The charge against NRC comes amid widespread criticism that the review process for proposed new reactors is heavily slanted against open involvement by public interest groups, or local and state governments. Thursday’s session was the first scheduled discussion of the technical aspects of Progress’ February 19th application, which is thousands of pages long.
The meeting was held at NRC’s headquarters in Rockville, Maryland, but NC WARN’s attorney, executive director and others participated by phone bridge, and followed the power point slides via computers. It was scheduled for 2.5 hours but was called to an end after only 70 minutes.

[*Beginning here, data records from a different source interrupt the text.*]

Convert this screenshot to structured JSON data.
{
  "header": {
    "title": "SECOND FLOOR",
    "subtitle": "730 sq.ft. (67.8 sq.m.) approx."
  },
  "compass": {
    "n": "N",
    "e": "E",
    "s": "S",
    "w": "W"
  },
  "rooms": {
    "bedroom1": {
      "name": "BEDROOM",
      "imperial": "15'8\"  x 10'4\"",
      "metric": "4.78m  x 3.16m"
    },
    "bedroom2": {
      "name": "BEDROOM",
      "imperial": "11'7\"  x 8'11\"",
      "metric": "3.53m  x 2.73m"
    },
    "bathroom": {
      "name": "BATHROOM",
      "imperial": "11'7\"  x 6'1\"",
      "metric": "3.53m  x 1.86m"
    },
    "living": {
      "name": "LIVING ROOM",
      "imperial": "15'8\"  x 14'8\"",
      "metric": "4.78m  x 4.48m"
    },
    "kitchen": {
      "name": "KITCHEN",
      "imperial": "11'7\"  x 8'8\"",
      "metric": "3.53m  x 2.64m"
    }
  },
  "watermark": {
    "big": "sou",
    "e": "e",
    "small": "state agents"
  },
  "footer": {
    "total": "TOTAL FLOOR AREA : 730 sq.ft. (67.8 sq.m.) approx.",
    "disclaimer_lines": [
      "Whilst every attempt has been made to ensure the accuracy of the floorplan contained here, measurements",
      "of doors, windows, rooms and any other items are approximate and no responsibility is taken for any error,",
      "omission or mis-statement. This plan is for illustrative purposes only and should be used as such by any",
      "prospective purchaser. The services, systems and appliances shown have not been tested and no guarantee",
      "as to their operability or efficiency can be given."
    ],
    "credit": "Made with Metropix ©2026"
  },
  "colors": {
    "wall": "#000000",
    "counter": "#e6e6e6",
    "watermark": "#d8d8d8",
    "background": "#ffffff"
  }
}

In a letter sent today to NRC, attorney John Runkle explained, “You essentially went into ‘closed session’ after some tough questions from the NRC staff that lengthy discussions did not resolve. Representatives from Progress Energy were the ones to suggest that issues be resolved ‘after the meeting.’ Nothing being discussed was proprietary or safeguards-related, so all of the meeting should have been public.”
The problems discussed involved site geology and the availability of cooling water. In the letter, Runkle insisted that NRC send him a recording or staff notes of the private meeting with Progress.
“This is an early warning sign for the so-called Nuclear Revival,” said NC WARN’s Jim Warren today. “For Progress Energy to already be dodging difficult issues – until the doors are closed doors – does not bode well for the chance of completing a new design reactor safely or on budget. He noted that cost estimates for new plants have tripled in the past two years, and that project delays or cancellations are likely. In the 1980s, Progress and other utilities cancelled 60 plants in midstream due to what Forbes magazine called “the worst managerial disaster in business history.”
In seeking Rep. Price’s help, NC WARN noted that just last month, he criticized the NRC following a report by the agency’s Inspector General showing that Harris and 14 other plants have been in violation of fire safety regulations for 15 years. In a February 15th letter to NRC Chairman Dale Klein, Price said “… it seems clear that the agency’s credibility in the eyes of the public has been severely damaged,” and he urged Klein to spare no effort to demonstrate “that its actions are fully transparent.”
“The process is already rigged against the public,” Jim Warren added today. “We can’t tolerate any more secrecy. The NRC needs to come have these discussions in the vicinity of Shearon Harris – in front of the impacted population and news media – not behind closed doors in Rockville, Maryland.”